Dharmasraya (Rangkiangnagari) - Gelaran perdana Car Free Day (CFD) di Dharmasraya langsung mencetak dampak ganda: ribuan warga tumpah ke jalan, Minggu (19/4/2026). Sementara transaksi pelaku UMKM melonjak signifikan. Bank Nagari menilai momentum ini sebagai penggerak baru ekonomi kerakyatan.
Sejak sebelum pukul 06.00 WIB, kawasan Jalan Lintas Sumatera KM 1–2 Pulau Punjung sudah berada pada masyarakat. Aktivitas olahraga seperti jalan santai, bersepeda, hingga senam massal berlangsung hingga pukul 10.00 WIB. Namun, pusat pergerakan justru bergeser ke kawasan bazar UMKM.
lapak-lapak pelaku usaha lokal diserbu pengunjung. Arus transaksi terjadi tanpa henti, mencerminkan tingginya daya beli masyarakat dalam ruang publik yang dikemas produktif.
Kepala Cabang Bank Nagari Pulau Punjung, Rusdi, menyebut fenomena ini sebagai indikator kuatnya kebangkitan ekonomi mikro berbasis komunitas.
“Perputaran uang di sektor UMKM pada kegiatan ini meningkat signifikan. Ini bukan sekedar kegiatan olahraga, tapi sudah menjadi ruang ekonomi baru bagi masyarakat,” tegasnya.

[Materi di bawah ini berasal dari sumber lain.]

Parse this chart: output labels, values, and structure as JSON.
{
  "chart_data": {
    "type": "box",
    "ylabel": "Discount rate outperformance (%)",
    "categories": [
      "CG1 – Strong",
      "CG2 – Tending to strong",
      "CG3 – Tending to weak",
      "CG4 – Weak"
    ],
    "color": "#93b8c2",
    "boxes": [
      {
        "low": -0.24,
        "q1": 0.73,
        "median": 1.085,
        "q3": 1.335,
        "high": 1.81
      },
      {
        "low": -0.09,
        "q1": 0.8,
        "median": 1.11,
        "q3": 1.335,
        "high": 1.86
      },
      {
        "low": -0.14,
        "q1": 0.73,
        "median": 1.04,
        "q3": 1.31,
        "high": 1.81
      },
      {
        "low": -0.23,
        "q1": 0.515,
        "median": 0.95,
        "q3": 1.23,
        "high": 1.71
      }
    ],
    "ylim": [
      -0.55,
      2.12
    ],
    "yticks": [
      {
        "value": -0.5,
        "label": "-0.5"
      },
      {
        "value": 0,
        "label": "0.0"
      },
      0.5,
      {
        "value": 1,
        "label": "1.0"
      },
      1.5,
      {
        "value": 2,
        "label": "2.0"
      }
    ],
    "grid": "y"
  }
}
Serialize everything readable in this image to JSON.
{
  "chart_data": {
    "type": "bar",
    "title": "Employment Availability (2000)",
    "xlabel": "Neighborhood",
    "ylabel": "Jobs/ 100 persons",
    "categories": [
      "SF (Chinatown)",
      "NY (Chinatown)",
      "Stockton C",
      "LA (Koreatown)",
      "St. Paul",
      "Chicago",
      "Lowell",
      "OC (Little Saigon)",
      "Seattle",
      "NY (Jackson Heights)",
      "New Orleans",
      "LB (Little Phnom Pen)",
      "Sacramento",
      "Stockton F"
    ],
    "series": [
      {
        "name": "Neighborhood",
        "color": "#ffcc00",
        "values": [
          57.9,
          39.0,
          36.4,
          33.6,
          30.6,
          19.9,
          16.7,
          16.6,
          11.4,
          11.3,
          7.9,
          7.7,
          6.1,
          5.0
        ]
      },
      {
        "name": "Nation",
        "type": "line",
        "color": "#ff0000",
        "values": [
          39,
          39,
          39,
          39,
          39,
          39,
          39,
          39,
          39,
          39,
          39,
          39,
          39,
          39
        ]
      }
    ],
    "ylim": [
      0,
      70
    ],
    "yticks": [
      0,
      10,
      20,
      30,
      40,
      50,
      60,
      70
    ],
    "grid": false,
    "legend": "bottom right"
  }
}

Rusdi menambahkan, CFD membuka peluang besar untuk mempercepat transformasi transaksi ke arah digital. Bank Nagari, kata dia, siap mengambil peran strategis dalam mendorong ekosistem tersebut.
“Kami melihat ini sebagai momentum untuk memperluas literasi dan inklusi keuangan. Ke depan, transaksi digital harus menjadi tulang punggung, terutama dalam kegiatan dengan intensitas ekonomi tinggi seperti ini,” ujarnya.
Bupati Dharmasraya, Annisa Suci Ramadhani, menegaskan bahwa tingginya partisipasi masyarakat menjadi bukti nyata kebutuhan ruang publik yang sehat sekaligus produktif.
“Saat kendaraan berhenti, ekonomi justru bergerak. CFD ini membuktikan bahwa ruang publik bisa menjadi penggerak gaya hidup sehat sekaligus penguat ekonomi UMKM,” ujarnya.
Keterlibatan masyarakat lintas usia—dari anak-anak hingga lansia—menjadi gambaran kuat bahwa konsep ini diterima secara luas. Selain berolahraga, warga juga aktif berinteraksi dan berbelanja, menciptakan siklus ekonomi yang hidup dalam waktu singkat.
Dengan capaian tersebut, CFD Dharmasraya diproyeksikan tidak hanya menjadi agenda rutin, namun juga berpotensi berkembang menjadi pusat ekonomi kreatif berbasis masyarakat. Sinergi antara pemerintah daerah dan Bank Nagari dinilai menjadi kunci untuk menjaga momentum ini tetap tumbuh dan berkelanjutan.(*).